Mas logo, após cruzar a porta do quarto (feita de gelatina sapiente esverdeada, que se encolheu para dentro das paredes, deixando-a passar), pisou em algo mole e cheio de sangue. Muitas daquelas pequenas coisas estavam espalhadas pelo recinto. Contou mais de cinqüenta criaturas, algumas com braços ou pernas arrancados, diversas sem a cabeça e, em várias outras, todas essas partes estavam faltando. E havia muito sangue pelo chão e paredes, aquele sangue avermelhado fedendo a ferro. Um dos seres ainda estava respirando. Sem as pernas e braços e com um olho esmagado, ele gritava naquela língua estranha e incômoda. Numa mistura de pena e raiva, ela o esmagou com um pé.
Foi até Kyrlycrux. Sentou-se na cama e questionou com ternura o filho:
— Meu amor, por que você faz essas coisas com seus brinquedos? São caros, sabia?
A criança olhou para ela, com aqueles olhos grandes, redondos e alaranjados, que Sholovat tanto adorava, e apenas abraçou-a sem saber responder.
Nem a mãe sabia. Conversara com psicólogos, mas ninguém conseguiu explicar porque toda aquela hostilidade de Kyrlycrux. A ausência da mãe, querer chamar atenção... Uma centena de teorias e nenhuma resposta. Num povo pacífico, que abandonara o crime, a violência e as guerras, como era o dela, as atitudes do filho pareciam inexplicáveis.
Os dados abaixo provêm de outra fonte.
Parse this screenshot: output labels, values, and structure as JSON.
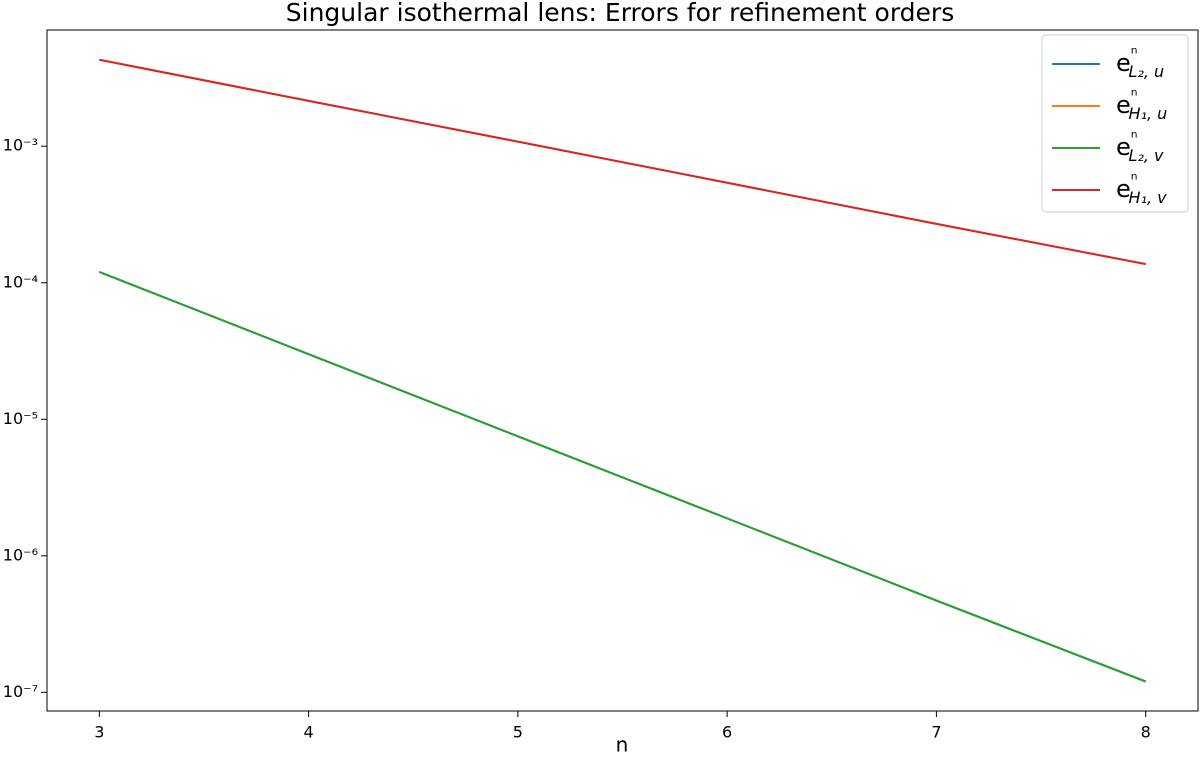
{
  "chart_data": {
    "type": "line",
    "title": "Singular isothermal lens: Errors for refinement orders",
    "x_label": "n",
    "x": [
      3,
      4,
      5,
      6,
      7,
      8
    ],
    "series": [
      {
        "name": "eⁿL₂, u",
        "color": "#1f77b4",
        "values": [
          0.00012,
          3e-05,
          7.5e-06,
          1.88e-06,
          4.7e-07,
          1.2e-07
        ]
      },
      {
        "name": "eⁿH₁, u",
        "color": "#ff7f0e",
        "values": [
          0.0043,
          0.00215,
          0.00108,
          0.00054,
          0.00027,
          0.000137
        ]
      },
      {
        "name": "eⁿL₂, v",
        "color": "#2ca02c",
        "values": [
          0.00012,
          3e-05,
          7.5e-06,
          1.88e-06,
          4.7e-07,
          1.2e-07
        ]
      },
      {
        "name": "eⁿH₁, v",
        "color": "#d62728",
        "values": [
          0.0043,
          0.00215,
          0.00108,
          0.00054,
          0.00027,
          0.000137
        ]
      }
    ],
    "xlim": [
      2.75,
      8.25
    ],
    "xticks": [
      3,
      4,
      5,
      6,
      7,
      8
    ],
    "ylim": [
      7.3e-08,
      0.0071
    ],
    "ylog": true,
    "yticks": [
      {
        "value": 1e-07,
        "label": "10⁻⁷"
      },
      {
        "value": 1e-06,
        "label": "10⁻⁶"
      },
      {
        "value": 1e-05,
        "label": "10⁻⁵"
      },
      {
        "value": 0.0001,
        "label": "10⁻⁴"
      },
      {
        "value": 0.001,
        "label": "10⁻³"
      }
    ],
    "legend": "upper right"
  }
}
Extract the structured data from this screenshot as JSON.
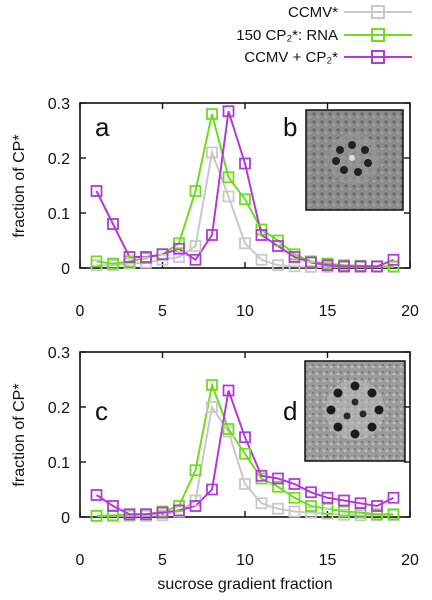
{
  "colors": {
    "ccmv": "#c8c8c8",
    "cp2_rna": "#6fdc1e",
    "ccmv_cp2": "#b23ad8"
  },
  "legend": [
    {
      "key": "ccmv",
      "label": "CCMV*"
    },
    {
      "key": "cp2_rna",
      "label": "150 CP₂*: RNA"
    },
    {
      "key": "ccmv_cp2",
      "label": "CCMV + CP₂*"
    }
  ],
  "chart_data": [
    {
      "type": "line",
      "panel": "a",
      "inset_label": "b",
      "xlabel": "",
      "ylabel": "fraction of CP*",
      "xlim": [
        0,
        20
      ],
      "ylim": [
        0,
        0.3
      ],
      "xticks": [
        0,
        5,
        10,
        15,
        20
      ],
      "yticks": [
        0,
        0.1,
        0.2,
        0.3
      ],
      "ytick_labels": [
        "0",
        "0.1",
        "0.2",
        "0.3"
      ],
      "series": [
        {
          "key": "ccmv",
          "name": "CCMV*",
          "x": [
            1,
            2,
            3,
            4,
            5,
            6,
            7,
            8,
            9,
            10,
            11,
            12,
            13,
            14,
            15,
            16,
            17,
            18,
            19
          ],
          "y": [
            0.005,
            0.005,
            0.008,
            0.01,
            0.015,
            0.02,
            0.04,
            0.21,
            0.13,
            0.045,
            0.015,
            0.005,
            0.003,
            0.002,
            0.002,
            0.002,
            0.002,
            0.002,
            0.002
          ]
        },
        {
          "key": "cp2_rna",
          "name": "150 CP₂*: RNA",
          "x": [
            1,
            2,
            3,
            4,
            5,
            6,
            7,
            8,
            9,
            10,
            11,
            12,
            13,
            14,
            15,
            16,
            17,
            18,
            19
          ],
          "y": [
            0.012,
            0.008,
            0.012,
            0.018,
            0.025,
            0.045,
            0.14,
            0.28,
            0.165,
            0.125,
            0.07,
            0.05,
            0.025,
            0.012,
            0.008,
            0.005,
            0.004,
            0.003,
            0.003
          ]
        },
        {
          "key": "ccmv_cp2",
          "name": "CCMV + CP₂*",
          "x": [
            1,
            2,
            3,
            4,
            5,
            6,
            7,
            8,
            9,
            10,
            11,
            12,
            13,
            14,
            15,
            16,
            17,
            18,
            19
          ],
          "y": [
            0.14,
            0.08,
            0.02,
            0.02,
            0.025,
            0.035,
            0.015,
            0.06,
            0.285,
            0.19,
            0.06,
            0.04,
            0.02,
            0.01,
            0.005,
            0.003,
            0.003,
            0.003,
            0.015
          ]
        }
      ]
    },
    {
      "type": "line",
      "panel": "c",
      "inset_label": "d",
      "xlabel": "sucrose gradient fraction",
      "ylabel": "fraction of CP*",
      "xlim": [
        0,
        20
      ],
      "ylim": [
        0,
        0.3
      ],
      "xticks": [
        0,
        5,
        10,
        15,
        20
      ],
      "yticks": [
        0,
        0.1,
        0.2,
        0.3
      ],
      "ytick_labels": [
        "0",
        "0.1",
        "0.2",
        "0.3"
      ],
      "series": [
        {
          "key": "ccmv",
          "name": "CCMV*",
          "x": [
            1,
            2,
            3,
            4,
            5,
            6,
            7,
            8,
            9,
            10,
            11,
            12,
            13,
            14,
            15,
            16,
            17,
            18,
            19
          ],
          "y": [
            0.002,
            0.002,
            0.002,
            0.002,
            0.003,
            0.01,
            0.03,
            0.2,
            0.155,
            0.06,
            0.025,
            0.015,
            0.01,
            0.008,
            0.006,
            0.004,
            0.003,
            0.003,
            0.003
          ]
        },
        {
          "key": "cp2_rna",
          "name": "150 CP₂*: RNA",
          "x": [
            1,
            2,
            3,
            4,
            5,
            6,
            7,
            8,
            9,
            10,
            11,
            12,
            13,
            14,
            15,
            16,
            17,
            18,
            19
          ],
          "y": [
            0.002,
            0.003,
            0.004,
            0.005,
            0.01,
            0.02,
            0.085,
            0.24,
            0.16,
            0.115,
            0.07,
            0.055,
            0.035,
            0.02,
            0.015,
            0.01,
            0.008,
            0.005,
            0.005
          ]
        },
        {
          "key": "ccmv_cp2",
          "name": "CCMV + CP₂*",
          "x": [
            1,
            2,
            3,
            4,
            5,
            6,
            7,
            8,
            9,
            10,
            11,
            12,
            13,
            14,
            15,
            16,
            17,
            18,
            19
          ],
          "y": [
            0.04,
            0.02,
            0.005,
            0.005,
            0.008,
            0.012,
            0.02,
            0.05,
            0.23,
            0.145,
            0.075,
            0.07,
            0.06,
            0.045,
            0.035,
            0.03,
            0.025,
            0.02,
            0.035
          ]
        }
      ]
    }
  ]
}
A babá-robô veio e desculpou-se por ter deixado o pequeno fazer aquela bagunça no quarto. Sholovat vociferou que o autômato mandasse alguém limpar a sujeira. Decidiu que, pela manhã, a babá seria desmontada e vendida para a reciclagem. “O universo é um lugar injusto”, pensou “mesmo escravos robóticos não são perfeitos”.
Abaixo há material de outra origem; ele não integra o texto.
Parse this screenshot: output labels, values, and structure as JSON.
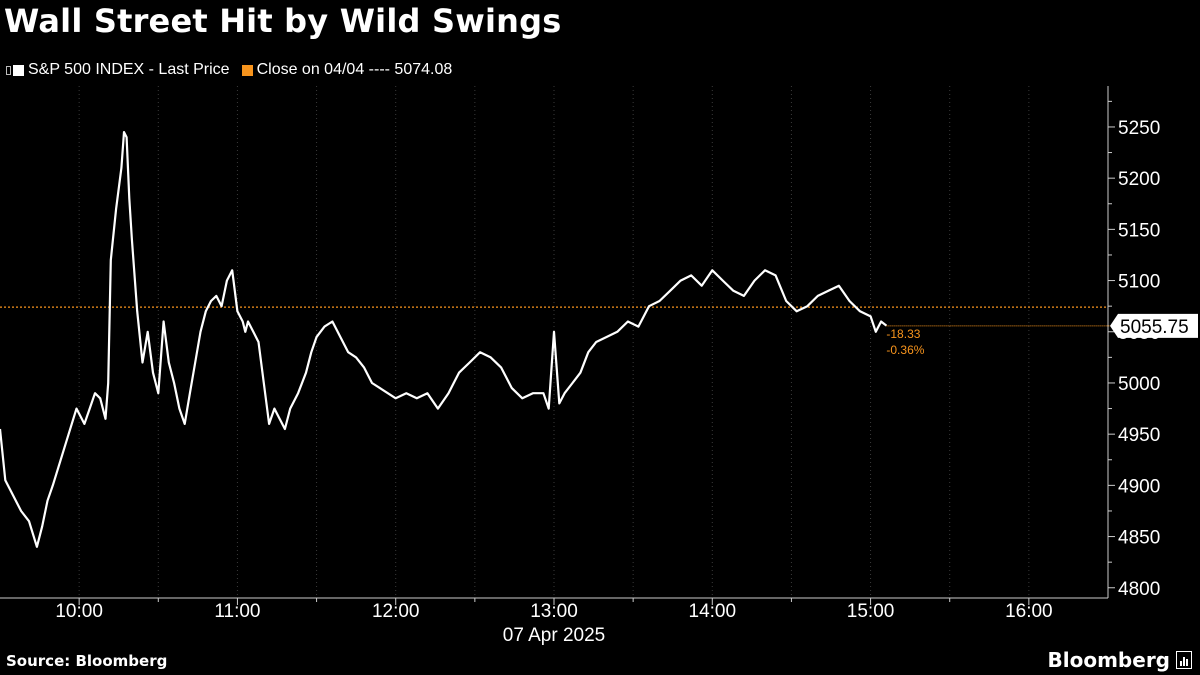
{
  "title": "Wall Street Hit by Wild Swings",
  "legend": {
    "series_label": "S&P 500 INDEX - Last Price",
    "ref_label": "Close on 04/04 ---- 5074.08",
    "series_color": "#ffffff",
    "ref_color": "#f7941d"
  },
  "source": "Source: Bloomberg",
  "brand": "Bloomberg",
  "chart_data": {
    "type": "line",
    "title": "Wall Street Hit by Wild Swings",
    "date_label": "07 Apr 2025",
    "x_ticks": [
      "10:00",
      "11:00",
      "12:00",
      "13:00",
      "14:00",
      "15:00",
      "16:00"
    ],
    "y_ticks": [
      4800,
      4850,
      4900,
      4950,
      5000,
      5050,
      5100,
      5150,
      5200,
      5250
    ],
    "xlim": [
      "09:30",
      "16:30"
    ],
    "ylim": [
      4790,
      5290
    ],
    "grid": true,
    "legend_position": "top-left",
    "reference_line": {
      "label": "Close on 04/04",
      "value": 5074.08
    },
    "last_value": {
      "value": 5055.75,
      "label": "5055.75",
      "change": "-18.33",
      "change_pct": "-0.36%"
    },
    "series": [
      {
        "name": "S&P 500 INDEX - Last Price",
        "x": [
          "09:30",
          "09:32",
          "09:35",
          "09:38",
          "09:41",
          "09:44",
          "09:46",
          "09:48",
          "09:50",
          "09:53",
          "09:56",
          "09:59",
          "10:02",
          "10:04",
          "10:06",
          "10:08",
          "10:10",
          "10:11",
          "10:12",
          "10:14",
          "10:16",
          "10:17",
          "10:18",
          "10:19",
          "10:20",
          "10:22",
          "10:24",
          "10:26",
          "10:28",
          "10:30",
          "10:32",
          "10:34",
          "10:36",
          "10:38",
          "10:40",
          "10:42",
          "10:44",
          "10:46",
          "10:48",
          "10:50",
          "10:52",
          "10:54",
          "10:56",
          "10:58",
          "11:00",
          "11:02",
          "11:03",
          "11:04",
          "11:06",
          "11:08",
          "11:10",
          "11:12",
          "11:14",
          "11:16",
          "11:18",
          "11:20",
          "11:23",
          "11:26",
          "11:28",
          "11:30",
          "11:33",
          "11:36",
          "11:39",
          "11:42",
          "11:45",
          "11:48",
          "11:51",
          "11:54",
          "11:57",
          "12:00",
          "12:04",
          "12:08",
          "12:12",
          "12:16",
          "12:20",
          "12:24",
          "12:28",
          "12:32",
          "12:36",
          "12:40",
          "12:44",
          "12:48",
          "12:52",
          "12:56",
          "12:58",
          "13:00",
          "13:02",
          "13:04",
          "13:07",
          "13:10",
          "13:13",
          "13:16",
          "13:20",
          "13:24",
          "13:28",
          "13:32",
          "13:36",
          "13:40",
          "13:44",
          "13:48",
          "13:52",
          "13:56",
          "14:00",
          "14:04",
          "14:08",
          "14:12",
          "14:16",
          "14:20",
          "14:24",
          "14:28",
          "14:32",
          "14:36",
          "14:40",
          "14:44",
          "14:48",
          "14:52",
          "14:56",
          "15:00",
          "15:02",
          "15:04",
          "15:06"
        ],
        "y": [
          4955,
          4905,
          4890,
          4875,
          4865,
          4840,
          4860,
          4885,
          4900,
          4925,
          4950,
          4975,
          4960,
          4975,
          4990,
          4985,
          4965,
          5000,
          5120,
          5170,
          5210,
          5245,
          5240,
          5180,
          5140,
          5070,
          5020,
          5050,
          5010,
          4990,
          5060,
          5020,
          5000,
          4975,
          4960,
          4990,
          5020,
          5050,
          5070,
          5080,
          5085,
          5075,
          5100,
          5110,
          5070,
          5060,
          5050,
          5060,
          5050,
          5040,
          5000,
          4960,
          4975,
          4965,
          4955,
          4975,
          4990,
          5010,
          5030,
          5045,
          5055,
          5060,
          5045,
          5030,
          5025,
          5015,
          5000,
          4995,
          4990,
          4985,
          4990,
          4985,
          4990,
          4975,
          4990,
          5010,
          5020,
          5030,
          5025,
          5015,
          4995,
          4985,
          4990,
          4990,
          4975,
          5050,
          4980,
          4990,
          5000,
          5010,
          5030,
          5040,
          5045,
          5050,
          5060,
          5055,
          5075,
          5080,
          5090,
          5100,
          5105,
          5095,
          5110,
          5100,
          5090,
          5085,
          5100,
          5110,
          5105,
          5080,
          5070,
          5075,
          5085,
          5090,
          5095,
          5080,
          5070,
          5065,
          5050,
          5060,
          5056
        ]
      }
    ]
  }
}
Continuou abraçada a Kyrlycrux, enquanto cantalorava uma antiga música de ninar. Passou os olhos pelo quarto mais uma vez, para todas aquelas coisinhas nojentas sem braços, pernas ou cabeça.
Ia parar de gastar dinheiro à toa – jurou para si mesma. Nunca mais compraria humanos para Kyrlycrux brincar.
FIM
Dedicado a Davi Mello
10 comentários:
hmmm... espero não ser comprado. Adoro crianças, mas essa me parece meio psicótica...rsrs.
Gostei do conto. Muito bom.
E tem muito mais de onde este veio, Tibor. A Rita é uma das escritoras mais produtivas que eu conheço...
Nussa, que mêda! É por essa e outras que evito crianças hehehe
Gostei do conto e estou mesmo curiosa para ver mais da safra da escritora!
Caracas... O conto dessa moça tem mesmo qualidade e me lembra em estilo alguns contos que vi faz tempo nas versões estadunidenses da Isaac Asimov Magazine. Porque ela não foi ainda adsorvida aos nossos domínios?
Vai lá, Romeu, mostra mais pra gente o que essa prolífica mente tem pra oferecer...
Rita! que legal ver você aqui! E com uma ótima FC criativa e terrível. Parabéns.
beijão,
Mhel
Crianças e seus humanos... ah, o velho dilema!!
Muito bom, Rita! Adorei o conto, me fez lembrar da minha infância!
Parabéns, sou seu fã agora!
A Rita é ótima. Tenho outros três contos dela na mão, já vou avisando.
E quando sair o livro de contos dela, faço questão de resenhar.
Ah, Ricardo,
Vou convidar a Rita para participar da comuna de FC. Já fiz isso com a Mila F.
A resposta para os seres no final conto é surpreendente.
Muito bom.
Thanks for sharing.
Muito dez, gostei muito desse conto. Curto e direto!